遊水地へ続く道を下りていくと、子どもたちの声が一際大きく聞こえる。
試合をやっている。同じユニフォームを着た子どもたちがグランドいっぱいに広がってめいめいに声をあげ、Aチームのキャプテンであるしょうは打席に立ったHに檄を飛ばしている。
「タイミングはもっと早めでいい。球見てないと当たらないぞ」
Hは三振。次はしょうの打席。
「さあキャプテン対決だ」とコーチから声が上がった。
うちらが見ていることに気づいたのだろうか。結果はちょっと力み気味の三振。
うなだれて打席を離れるしょうにコーチから声が飛ぶ。
「しょう!K太、絶対に三振取る気合いで来てたから気にすることないぞ!」

今日が最後の練習になる子がいた。バスケと両立できなくて仕方なく、ということらしい。普段練習を見に来ないお母さんが晴れやかな顔でグランド脇に立っていた。
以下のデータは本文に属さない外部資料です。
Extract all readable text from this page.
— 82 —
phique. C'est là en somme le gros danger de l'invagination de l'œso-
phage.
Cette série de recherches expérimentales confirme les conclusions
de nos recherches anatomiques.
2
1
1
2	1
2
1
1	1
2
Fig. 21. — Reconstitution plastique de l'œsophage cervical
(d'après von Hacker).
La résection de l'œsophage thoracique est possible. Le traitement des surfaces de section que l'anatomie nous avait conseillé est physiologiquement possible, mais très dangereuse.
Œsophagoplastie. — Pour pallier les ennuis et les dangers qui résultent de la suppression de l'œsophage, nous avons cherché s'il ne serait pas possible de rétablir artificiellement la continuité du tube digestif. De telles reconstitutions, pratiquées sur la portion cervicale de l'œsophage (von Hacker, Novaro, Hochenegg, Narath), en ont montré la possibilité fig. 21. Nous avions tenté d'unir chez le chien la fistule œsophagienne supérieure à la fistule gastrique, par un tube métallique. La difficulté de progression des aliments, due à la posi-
その子の最後の挨拶が終わって、何となくコーチの周りに子どもたちが集まっているとき、少し離れて話しているその子と息子がいた。何を話していたのだろう。シャイなその子がずっと笑顔だったから、思い出に残る時間に一人にならないように気を使ったのだろうか。それともTikTokのことが聞きたかっただけ?
その二人の傍らを「じゃあな、しょう」と、三振を奪ったエースが歩き去っていく。